With a hand mixer or a stand mixer fitted with the paddle attachment, beat together the butter and sugar until the mixture is light and fluffy (2-3 min.)
Beat in the egg and vanilla until well combined.
Add in the flour, cocoa powder, baking powder, and salt. Beat the mixture together just until no flour streaks remain.
Cover the dough and leave it in the fridge to chill for at least 30 minutes, or for up to 2 days.**
In the meantime, make the french silk pudding.
French Silk Pie Pudding
In a small bowl, whisk together the instant pudding, heavy cream and milk until combined and no clumps remain. Cover the pudding and let it sit in the fridge until you're ready to assemble the cookies.

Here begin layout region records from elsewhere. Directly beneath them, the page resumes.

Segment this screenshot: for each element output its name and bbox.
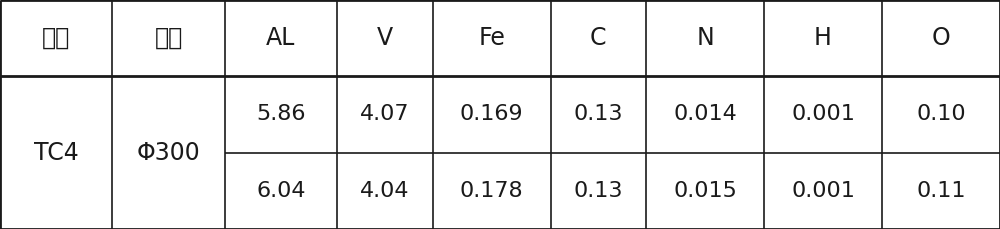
Text: 0.001: 0.001 — [791, 181, 855, 201]
Text: 4.04: 4.04 — [360, 181, 410, 201]
Text: C: C — [590, 26, 607, 50]
Text: TC4: TC4 — [34, 141, 79, 164]
Text: V: V — [377, 26, 393, 50]
Text: N: N — [696, 26, 714, 50]
Text: 0.001: 0.001 — [791, 104, 855, 124]
Text: 0.169: 0.169 — [460, 104, 523, 124]
Text: 0.015: 0.015 — [673, 181, 737, 201]
Text: 0.014: 0.014 — [673, 104, 737, 124]
Text: Φ300: Φ300 — [137, 141, 200, 164]
Text: 0.178: 0.178 — [460, 181, 523, 201]
Text: 5.86: 5.86 — [256, 104, 306, 124]
Text: O: O — [932, 26, 950, 50]
Text: 0.13: 0.13 — [574, 181, 623, 201]
Text: H: H — [814, 26, 832, 50]
Text: Fe: Fe — [478, 26, 505, 50]
Text: 规格: 规格 — [154, 26, 183, 50]
Text: 牌号: 牌号 — [42, 26, 70, 50]
Text: 6.04: 6.04 — [256, 181, 306, 201]
Text: 4.07: 4.07 — [360, 104, 410, 124]
Text: 0.11: 0.11 — [916, 181, 966, 201]
Text: AL: AL — [266, 26, 296, 50]
Text: 0.13: 0.13 — [574, 104, 623, 124]
Text: 0.10: 0.10 — [916, 104, 966, 124]
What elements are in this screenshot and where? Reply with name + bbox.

Once the cookies have chilled, preheat the oven to 350°F / 175°C. Line a cookie sheet with parchment paper or with a silicone baking mat.
Use a 3 tbsp. cookie scoop to dish out the cookies onto the prepared cookie sheet. Evenly space the cookies apart to allow room for spreading. Bake for 10-12 minutes, until the sides of the cookies have set and the middles look just slightly undercooked.
Use the bottom of a pinch bowl or shot glass (~2-3") to carefully indent the center of each cookie while they are still warm, within 5 minutes of them coming out of the oven. The outer ring of the cookies may break apart a little, but you can mold it back together while it's still warm.
Whipped Cream
Add the heavy cream, sugar, and vanilla to a small mixing bowl. Whisk together (or beat with a stand mixer) until you have formed soft peaks in the cream.
Once the cookies have come to room temperature, place 2 tbsp. of chocolate pudding in the center of each cookie. Use a spoon to slightly spread it around to fill the indentation.
Top each cookie with a dollop of whipped cream and chocolate curls if desired. Serve and enjoy!
Notes
Affiliate links: Kitchen Scale (my favorite) | Kitchen scale (great starter option) | | Oven Thermometer | Cookie Scoops | Cookie Sheet Pan | Milk Pan*A standard small packet of Jell-O instant chocolate pudding is 3.9 oz / 110g. You'll only need half of that packet for one batch of these cookies. You can choose to make the whole packet and keep extra pudding in the fridge, or just use half of the packet with 1 cup of heavy cream/milk and save the powder for another time!**If you're chilling them overnight, you'll want to take the dough out for at least 30 minutes before baking until the dough is warm enough to be scoopable again.Keep extra cookies stored in an airtight container in the fridge. While these cookies are super delicious cold, if desired, you can take them out 30 minutes before eating them to come to room temperature.